Vax-a-Million is open to permanent Ohio residents who have received either the one-dose Johnson & Johnson vaccine or their first part of the two-dose Pfizer or Moderna vaccination.
Both adults hoping for the $1 million prize and teenagers looking for the college scholarships can register themselves, but parents or legal guardians must verify their eligibility.
Participants must register to enter by phone or via the Vax-a-Million website, with names carried over week to week.
DeWine announced the lottery May 12 as means of drumming up enthusiasm for COVID-19 vaccinations as the number of people receiving doses plummeted.
“I know that some may say, ‘DeWine, you’re crazy! This million-dollar drawing idea of yours is a waste of money,’” he said at the time. But the real waste, when the vaccine is now readily available, “is a life lost to COVID-19,” the governor said.
The concept seemed to work, at least initially. The number of people in Ohio age 16 and older who received their initial COVID-19 vaccine jumped 33% in the week after the state announced its million-dollar incentive lottery, according to an Associated Press analysis.

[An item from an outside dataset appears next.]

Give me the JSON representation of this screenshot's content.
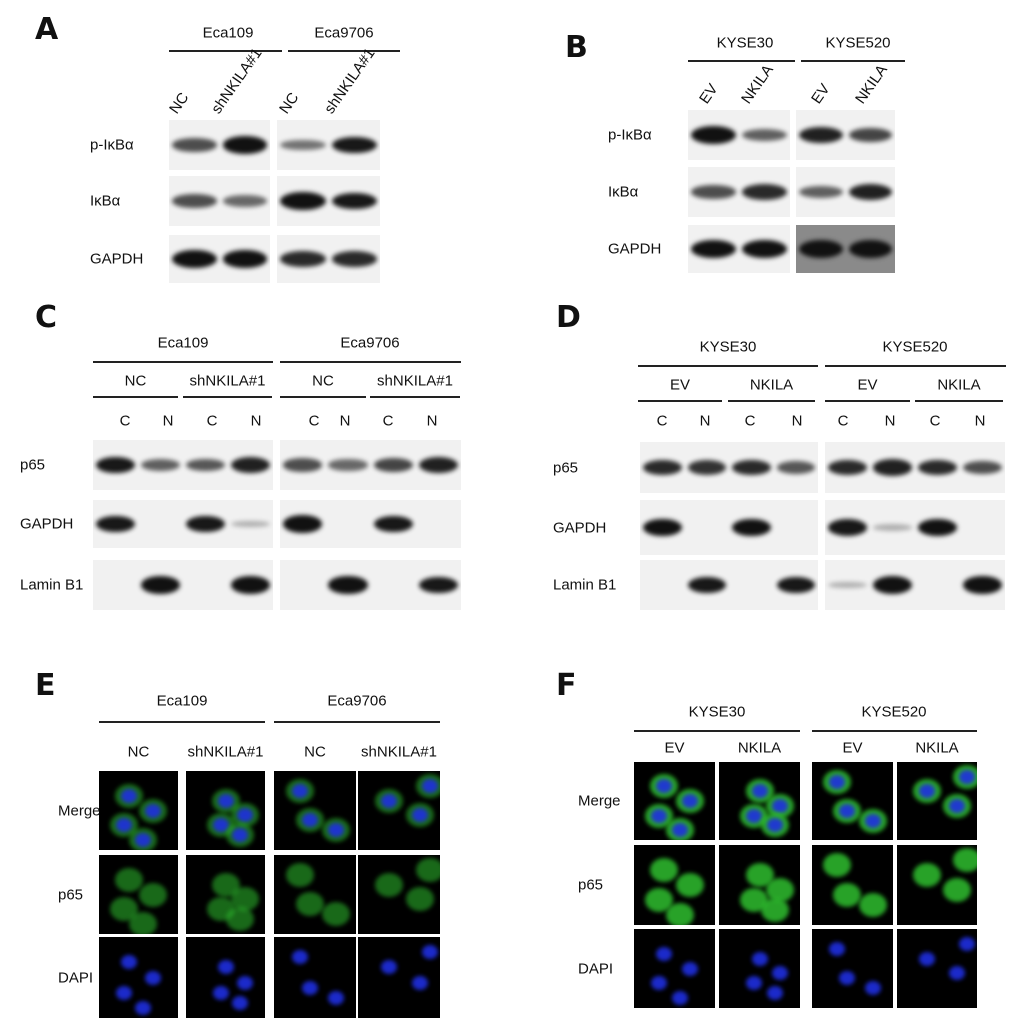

But the same review also found that vaccination rates are still well below figures from earlier in April and March.
State Health Director Stephanie McCloud has said the incentives were “needed to reinvigorate interest” in getting vaccinated and that there was a “dramatic increase in vaccinations” in the 16-and-older group.
More than 5.1 million people in Ohio had at least started the vaccination process as of Monday, or 44% of the state. About 4.5 million people are done getting vaccinated, or 38% of the state.
DeWine’s proposal inspired similar vaccine-incentive lotteries in New York and Maryland.